Health Care 'Gap' Continues for Minority, Poor Americans

ByABC News
June 9, 2009, 6:02 PM

June 10 -- TUESDAY, June 9 (HealthDay News) -- Minority and low-income Americans are much more likely to suffer from a chronic, debilitating illness than whites and are far less likely to have the kind of coverage that would ensure quality care, according to a new report issued Tuesday by the U.S. Department of Health and Human Services.

For example, nearly half (48 percent) of black adults suffer from some form of chronic condition compared to 39 percent of adults generally, the report found, and one in every five black Americans lacks health insurance, compared to one in every eight whites.

"Minorities and low-income Americans are more likely to be sick and less likely to get the care they need," HHS Secretary Kathleen Sebelius said in an agency news release. "These disparities have plagued our health system and our country for too long."

Despite spending $2.2 trillion on health care in 2007 alone, there are still big gaps in the care of white and minority patients as well as rich and poor patients, the HHS report noted.

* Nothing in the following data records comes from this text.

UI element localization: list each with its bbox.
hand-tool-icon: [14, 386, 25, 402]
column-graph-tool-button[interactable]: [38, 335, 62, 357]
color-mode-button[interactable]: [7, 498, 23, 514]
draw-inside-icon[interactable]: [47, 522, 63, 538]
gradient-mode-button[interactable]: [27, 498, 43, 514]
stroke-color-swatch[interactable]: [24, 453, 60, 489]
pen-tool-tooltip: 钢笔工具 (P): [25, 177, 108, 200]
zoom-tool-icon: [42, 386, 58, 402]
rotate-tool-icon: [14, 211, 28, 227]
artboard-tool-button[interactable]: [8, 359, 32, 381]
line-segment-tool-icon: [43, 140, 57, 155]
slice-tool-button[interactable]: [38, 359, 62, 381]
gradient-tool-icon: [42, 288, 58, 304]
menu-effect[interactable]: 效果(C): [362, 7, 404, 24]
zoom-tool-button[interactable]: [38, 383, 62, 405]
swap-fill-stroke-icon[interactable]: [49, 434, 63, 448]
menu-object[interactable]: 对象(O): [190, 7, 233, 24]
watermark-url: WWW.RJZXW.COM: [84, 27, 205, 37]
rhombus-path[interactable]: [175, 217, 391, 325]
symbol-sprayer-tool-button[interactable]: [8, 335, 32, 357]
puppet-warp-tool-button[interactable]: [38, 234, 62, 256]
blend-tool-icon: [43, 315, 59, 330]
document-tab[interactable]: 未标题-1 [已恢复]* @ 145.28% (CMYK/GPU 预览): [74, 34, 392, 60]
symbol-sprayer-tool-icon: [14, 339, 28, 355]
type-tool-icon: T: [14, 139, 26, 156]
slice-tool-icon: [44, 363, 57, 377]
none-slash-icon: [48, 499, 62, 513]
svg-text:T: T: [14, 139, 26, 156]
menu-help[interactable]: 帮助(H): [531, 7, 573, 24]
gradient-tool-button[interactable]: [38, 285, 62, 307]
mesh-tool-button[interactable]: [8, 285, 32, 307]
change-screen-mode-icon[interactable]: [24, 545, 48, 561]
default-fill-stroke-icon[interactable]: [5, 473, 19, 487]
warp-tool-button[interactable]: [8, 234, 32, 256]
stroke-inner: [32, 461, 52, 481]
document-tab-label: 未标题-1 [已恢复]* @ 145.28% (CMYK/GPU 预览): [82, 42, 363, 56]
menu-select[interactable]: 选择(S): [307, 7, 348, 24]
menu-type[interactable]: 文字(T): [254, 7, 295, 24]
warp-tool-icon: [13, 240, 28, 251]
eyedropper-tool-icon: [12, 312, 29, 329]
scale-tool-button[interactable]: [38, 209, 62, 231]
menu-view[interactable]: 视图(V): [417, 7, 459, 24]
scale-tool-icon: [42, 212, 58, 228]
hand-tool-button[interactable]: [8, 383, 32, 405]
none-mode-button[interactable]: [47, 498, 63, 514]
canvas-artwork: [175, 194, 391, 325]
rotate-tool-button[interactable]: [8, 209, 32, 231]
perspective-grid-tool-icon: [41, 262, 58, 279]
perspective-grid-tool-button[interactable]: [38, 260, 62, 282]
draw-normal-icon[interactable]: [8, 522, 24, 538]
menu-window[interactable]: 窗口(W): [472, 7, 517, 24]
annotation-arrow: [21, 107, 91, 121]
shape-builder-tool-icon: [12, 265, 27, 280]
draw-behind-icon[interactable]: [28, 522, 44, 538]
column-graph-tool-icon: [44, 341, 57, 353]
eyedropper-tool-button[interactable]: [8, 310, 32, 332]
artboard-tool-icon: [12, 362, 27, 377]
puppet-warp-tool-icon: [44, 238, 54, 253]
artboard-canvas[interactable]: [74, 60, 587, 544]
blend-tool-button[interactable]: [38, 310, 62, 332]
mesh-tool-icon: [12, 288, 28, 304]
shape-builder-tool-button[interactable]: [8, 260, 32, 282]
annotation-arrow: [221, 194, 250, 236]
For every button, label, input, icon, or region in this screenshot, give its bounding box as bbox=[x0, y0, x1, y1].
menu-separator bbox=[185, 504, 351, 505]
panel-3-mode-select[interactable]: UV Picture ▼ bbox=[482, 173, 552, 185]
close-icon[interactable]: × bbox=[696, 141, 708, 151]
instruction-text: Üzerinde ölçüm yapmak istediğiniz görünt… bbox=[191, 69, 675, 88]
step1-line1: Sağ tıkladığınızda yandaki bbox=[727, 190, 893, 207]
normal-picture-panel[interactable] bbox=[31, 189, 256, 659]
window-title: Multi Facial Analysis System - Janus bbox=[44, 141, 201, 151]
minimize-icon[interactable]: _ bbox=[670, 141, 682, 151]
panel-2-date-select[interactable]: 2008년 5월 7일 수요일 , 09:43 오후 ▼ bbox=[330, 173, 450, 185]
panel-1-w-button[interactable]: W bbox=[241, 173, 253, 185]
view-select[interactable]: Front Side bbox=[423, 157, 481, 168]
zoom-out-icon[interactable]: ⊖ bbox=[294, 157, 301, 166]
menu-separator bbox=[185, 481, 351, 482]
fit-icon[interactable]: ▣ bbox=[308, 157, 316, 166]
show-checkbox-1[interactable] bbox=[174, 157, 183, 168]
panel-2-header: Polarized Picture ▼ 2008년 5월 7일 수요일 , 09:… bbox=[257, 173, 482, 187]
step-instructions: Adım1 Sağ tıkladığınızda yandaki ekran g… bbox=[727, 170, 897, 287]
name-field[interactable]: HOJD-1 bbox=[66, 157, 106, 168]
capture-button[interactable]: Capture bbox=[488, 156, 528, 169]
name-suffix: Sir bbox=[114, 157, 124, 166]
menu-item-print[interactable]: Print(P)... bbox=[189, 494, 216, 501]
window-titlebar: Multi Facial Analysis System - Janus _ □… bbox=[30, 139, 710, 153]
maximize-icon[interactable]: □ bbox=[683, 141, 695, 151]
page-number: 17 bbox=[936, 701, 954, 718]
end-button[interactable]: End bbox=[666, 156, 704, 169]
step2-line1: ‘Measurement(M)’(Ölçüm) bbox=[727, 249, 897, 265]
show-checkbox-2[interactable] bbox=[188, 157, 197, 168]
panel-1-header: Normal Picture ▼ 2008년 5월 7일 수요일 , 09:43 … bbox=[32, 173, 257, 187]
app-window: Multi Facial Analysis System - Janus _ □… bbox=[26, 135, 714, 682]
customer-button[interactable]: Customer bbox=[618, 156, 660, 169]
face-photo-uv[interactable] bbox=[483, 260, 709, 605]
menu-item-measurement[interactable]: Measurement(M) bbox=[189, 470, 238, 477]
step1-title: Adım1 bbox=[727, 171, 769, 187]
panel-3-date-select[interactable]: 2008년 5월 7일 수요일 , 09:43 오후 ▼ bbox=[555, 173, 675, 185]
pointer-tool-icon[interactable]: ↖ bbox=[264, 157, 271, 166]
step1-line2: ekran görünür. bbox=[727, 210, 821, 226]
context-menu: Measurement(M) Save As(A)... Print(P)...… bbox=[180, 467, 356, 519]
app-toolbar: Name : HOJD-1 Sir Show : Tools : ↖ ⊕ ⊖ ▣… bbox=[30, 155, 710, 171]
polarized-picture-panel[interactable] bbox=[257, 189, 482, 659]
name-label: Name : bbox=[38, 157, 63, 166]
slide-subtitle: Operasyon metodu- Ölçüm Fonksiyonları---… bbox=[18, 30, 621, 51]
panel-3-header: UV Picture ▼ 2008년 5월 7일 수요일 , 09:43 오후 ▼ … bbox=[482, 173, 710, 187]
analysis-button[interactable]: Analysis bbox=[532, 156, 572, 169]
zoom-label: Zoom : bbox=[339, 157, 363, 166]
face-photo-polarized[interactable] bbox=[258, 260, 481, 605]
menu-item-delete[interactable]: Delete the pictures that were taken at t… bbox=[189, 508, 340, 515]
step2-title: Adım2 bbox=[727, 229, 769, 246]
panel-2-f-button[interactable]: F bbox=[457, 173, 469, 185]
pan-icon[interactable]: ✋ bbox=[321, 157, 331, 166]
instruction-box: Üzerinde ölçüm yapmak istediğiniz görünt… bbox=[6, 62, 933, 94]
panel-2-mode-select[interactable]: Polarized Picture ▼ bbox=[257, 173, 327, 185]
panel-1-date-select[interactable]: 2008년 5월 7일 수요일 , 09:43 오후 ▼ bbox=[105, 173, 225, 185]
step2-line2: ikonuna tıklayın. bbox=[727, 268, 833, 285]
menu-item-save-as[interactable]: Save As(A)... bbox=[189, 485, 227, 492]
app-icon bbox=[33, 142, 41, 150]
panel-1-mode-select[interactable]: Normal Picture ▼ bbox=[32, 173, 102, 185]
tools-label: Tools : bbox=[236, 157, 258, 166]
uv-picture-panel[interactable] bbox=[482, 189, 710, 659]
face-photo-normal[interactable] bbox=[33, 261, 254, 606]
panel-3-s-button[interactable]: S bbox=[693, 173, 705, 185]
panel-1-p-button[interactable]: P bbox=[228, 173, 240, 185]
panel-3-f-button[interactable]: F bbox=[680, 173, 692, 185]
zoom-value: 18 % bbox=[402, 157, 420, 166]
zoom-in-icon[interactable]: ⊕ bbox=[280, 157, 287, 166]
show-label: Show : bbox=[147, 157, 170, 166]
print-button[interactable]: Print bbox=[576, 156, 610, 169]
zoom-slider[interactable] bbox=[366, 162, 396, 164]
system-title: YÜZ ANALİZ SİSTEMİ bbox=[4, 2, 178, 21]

Some of the other findings from the new report:

  • Black Americans are more likely to die from cancer than any other racial or ethnic group. Black men are 50 percent more prone to prostate cancer, for example, than white men.
  • While about 9 percent of whites develop adult-onset diabetes, that number rises to 14 percent for Hispanics, 15 percent for blacks, and 18 percent for American Indians.
  • Obesity, which is a major risk factor for diabetes, remains much higher among minorities than among whites. For example, 70 percent of black American adults are now obese or overweight.
  • Cancer screening rates remain lower for minority and/or poor patients. For example, low-income women are 26 percent less apt to receive a regular mammogram than more affluent women.
  • There were even disparities in terms of routine doctor visits. Hispanic and black Americans were much less likely to have a regular primary care physician compared to whites, and black Americans were twice as likely as whites to use a hospital emergency department as a source of medical care.